Onion Pakoda [Fritters]

Onion pakodas are easy to make when guests come without prior intimation. In India the taste differs in norh and south region. The ingredients used are the same only the proportion of water varies. In south india specially in Tamilnadu the pakodas are hard in north india they make little soft and serve with tea.


  • Besan [ Gram Flour] (1 cup)
  • Rice Flour (2 tbs)
  • Small Onions (chopped, fine, 3/4 cup)
  • Green Chilies (chopped, fine, 2)
  • Curry Leaves ( chopped, 2 tbs)
  • Coriander Leaves (chopped, 2 tbs)
  • Ginger (1 1/2 tsp)
  • Salt (to taste)
  • Ghee (2 tbs)
  • Oil (to fry)

Prep time: 10 minutes

Cook time: 25 minutes

Total time: 35 minutes

Cuisine: Indian

Category: Tiffin \ Snack time

Serves: 3


  • In a wide bowl add cut onions, coriander leaves, curry leaves, chopped ginger, and green chilies.
  • Mix well by squeezing the ingredients.
  • Add besan, rice flour and salt.
  • Heat ghee and oil in a pan and pour on the mixture when it is hot.
  • Crumble the mixture using your fingers.
  • Add 1 or 2 tablespoons of water if required.
  • Heat oil in a pan.
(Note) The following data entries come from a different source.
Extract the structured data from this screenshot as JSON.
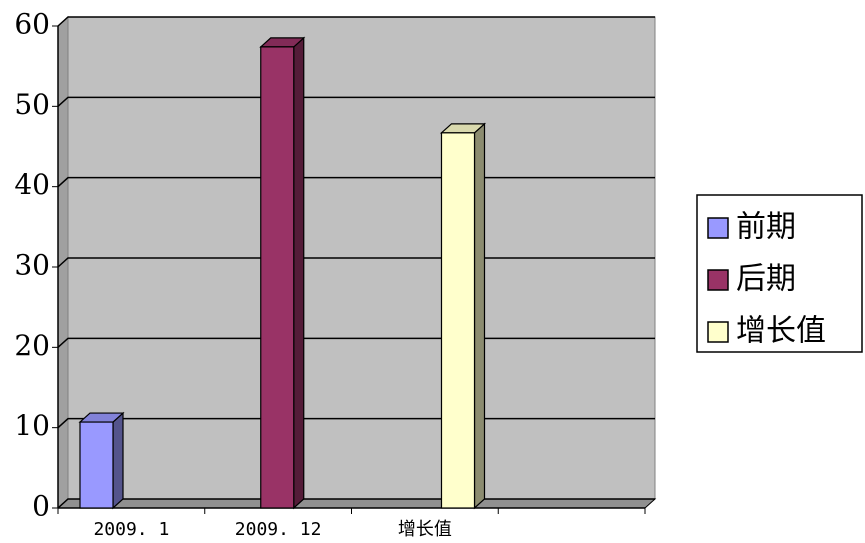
{
  "chart_data": {
    "type": "bar3d",
    "categories": [
      "2009. 1",
      "2009. 12",
      "增长值",
      null
    ],
    "series": [
      {
        "name": "前期",
        "color": "#9999ff",
        "values": [
          10.7,
          null,
          null,
          null
        ]
      },
      {
        "name": "后期",
        "color": "#993366",
        "values": [
          null,
          57.4,
          null,
          null
        ]
      },
      {
        "name": "增长值",
        "color": "#ffffcc",
        "values": [
          null,
          null,
          46.7,
          null
        ]
      }
    ],
    "ylim": [
      0,
      60
    ],
    "yticks": [
      0,
      10,
      20,
      30,
      40,
      50,
      60
    ],
    "grid": true,
    "legend": "right"
  }
}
Drop small portions of the mixture into the oil.
  • Deep fry till they are crisp, flipping after every couple of minutes.

Step by step pictures of the recipe:

In a bowl add cut onions, coriander leaves, curry leaves and grated ginger and salt.
Mix all the ingredients.
Add besan and rice flour.
Add chopped green chilies.
Heat butter and oil in a pan.
Pour the hot butter-oil mixture on the mix when it’s hot.
Drop small portions of the mixture into the oil.
Flip the pakodas every couple of minutes.
Deep fry till brown and crisp.


  • Onions and green chilies should be chopped fine.
  • Pour the butter-oil mixture when it’s hot.
  • Rub and mix the ingredients by not adding water initially.
  • Add water using a spoon. This step is a very important one.